The animation - which features mock commentary from Irish comedian Seán Burke - shows torrents of oil spilling out of TotalEnergies logos dotted around the Stade de France, where France's Les Bleus are set to play New Zealand's All Blacks on 8 September, in the first match of the 2023 Rugby World Cup.
Rugby players and fans in their seats, represented by mannequins, are bowled over by rivers of oil which gradually flood the stadium, while the final 10 seconds of the video show footage of real climate destruction caused by the fossil fuel industry.
Greenpeace has spoken out in the past against "sportswashing" - which it describes as when companies use sponsorship of major sports events to improve their image, and "distract from their impacts on the environment".

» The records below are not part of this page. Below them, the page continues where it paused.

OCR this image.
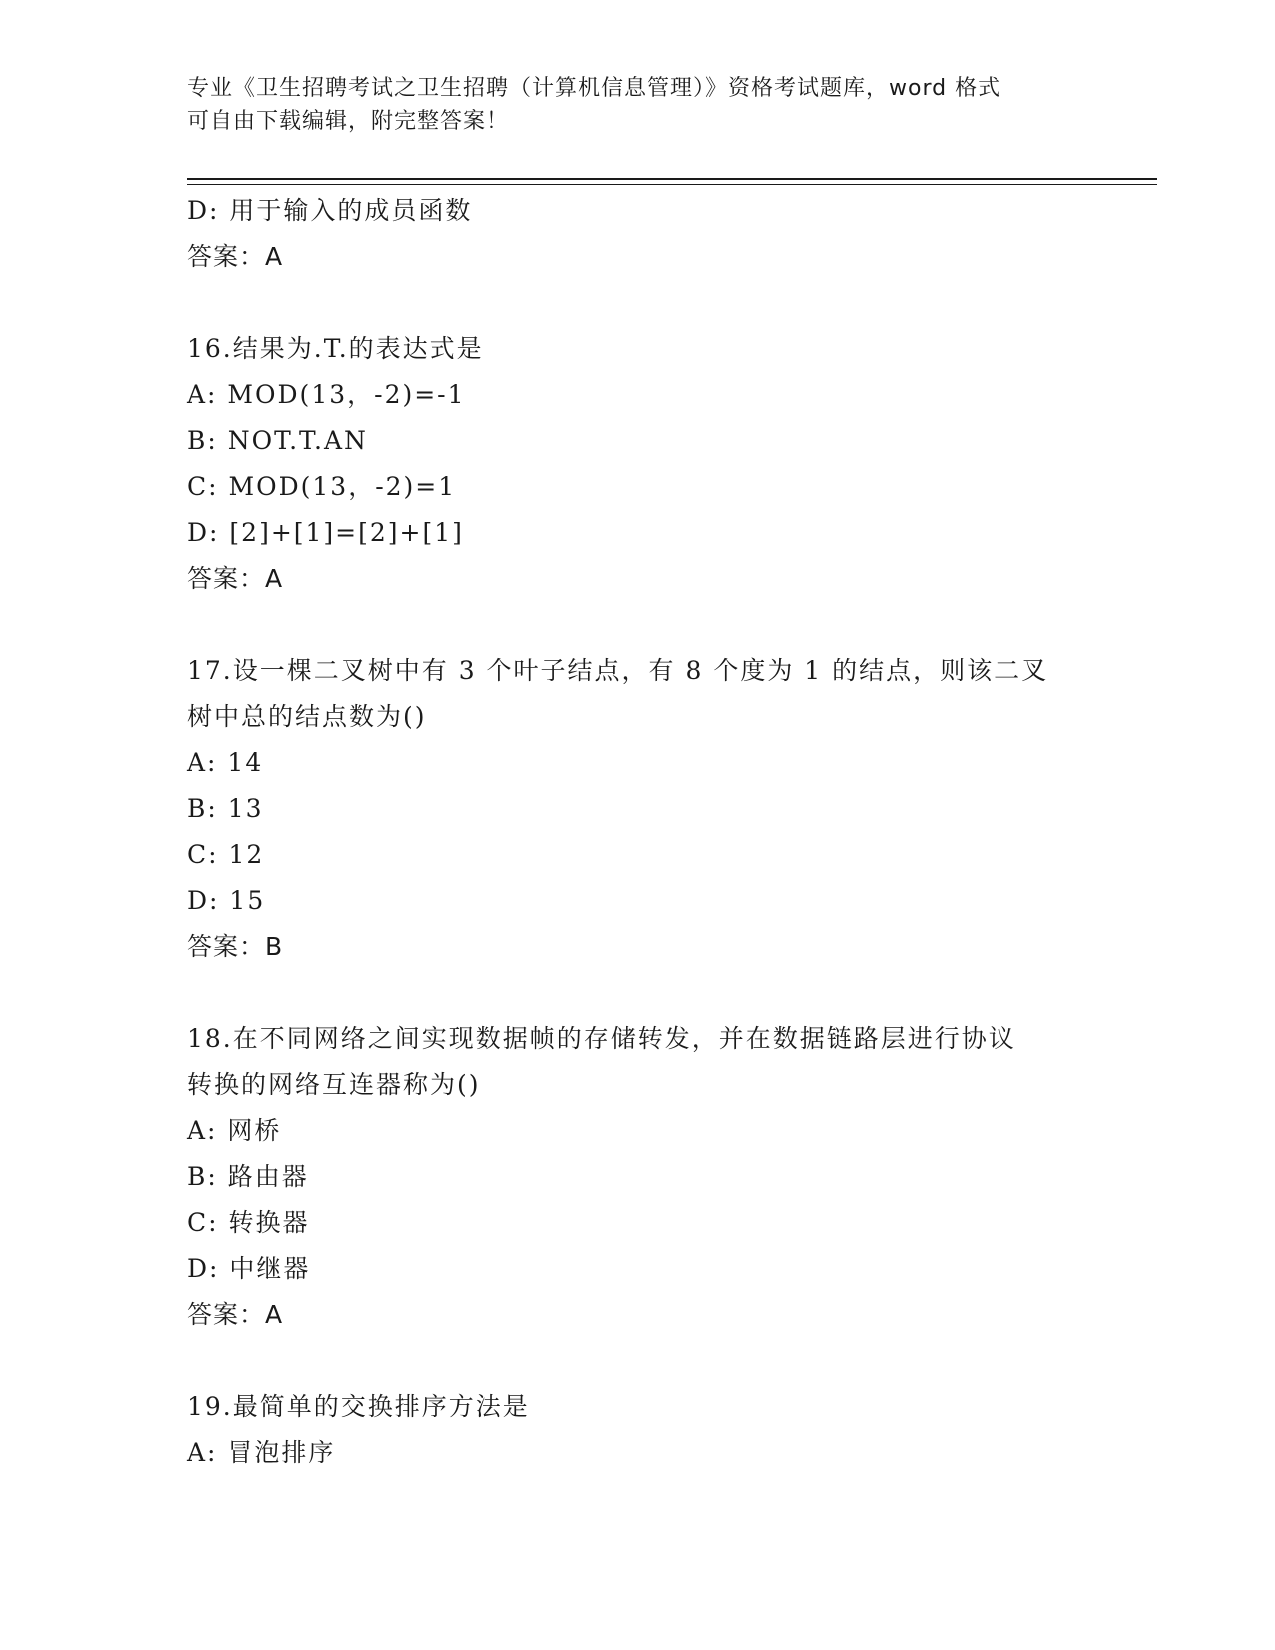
专业《卫生招聘考试之卫生招聘（计算机信息管理）》资格考试题库，word 格式
可自由下载编辑，附完整答案！
D: 用于输入的成员函数
答案：A
16.结果为.T.的表达式是
A: MOD(13，-2)=-1
B: NOT.T.AN
C: MOD(13，-2)=1
D: [2]+[1]=[2]+[1]
答案：A
17.设一棵二叉树中有 3 个叶子结点，有 8 个度为 1 的结点，则该二叉
树中总的结点数为()
A: 14
B: 13
C: 12
D: 15
答案：B
18.在不同网络之间实现数据帧的存储转发，并在数据链路层进行协议
转换的网络互连器称为()
A: 网桥
B: 路由器
C: 转换器
D: 中继器
答案：A
19.最简单的交换排序方法是
A: 冒泡排序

The campaign group previously urged the Glazer family not to sell Manchester United FC to Jim Ratcliffe, owner of chemicals giant INEOS - which is also currently in a six-year partnership with New Zealand Rugby and the All Blacks.
According to Greenpeace's calculations, the global fossil fuel industry extracts enough oil to fill a stadium like the Stade De France every 3 hours and 37 minutes, less than the time it takes to play three 80-minute rugby matches.
“Integrity, passion, solidarity, discipline and respect. Those are rugby values," Greenpeace France campaigner Edina Ifticene said. "But fossil fuel companies like TotalEnergies piggyback those values by sponsoring popular sports events like the Rugby World Cup, to distract everyone from their climate destruction."
She added: "Meanwhile, fossil fuel companies won’t stop extracting fossil fuels - even though they know it’s jeopardising a liveable future for us all - because they like the record-breaking profits they’re making.”
TotalEnergies’ Chairman and CEO Patrick Pouyanné said when the sponsorship was announced: “Integrity, passion, solidarity, discipline and respect are key features of this sport, and they match our company’s values... more importantly, rugby is organised first and foremost around a team, just like TotalEnergies: a collective of women and men committed to the energy transition.”
But Greenpeace said that it did not believe fossil fuel giants were committed to transitioning to renewable energy, and argued that these large-scale sport sponsorships were a strategic pillar in their plans to continue and even expand operations to extract more oil and gas.
Ms Ifticene said Greenpeace wanted a complete ban on fossil fuel advertising and sponsorship of major sporting events. "It benefits no one but fossil fuel companies, and deliberately distracts everyone from the environmental destruction they cause and the communities they harm. For a safer and fairer world, we must end the fossil fuel era, starting with climate-wrecking new fossil fuel projects, before it’s too late.”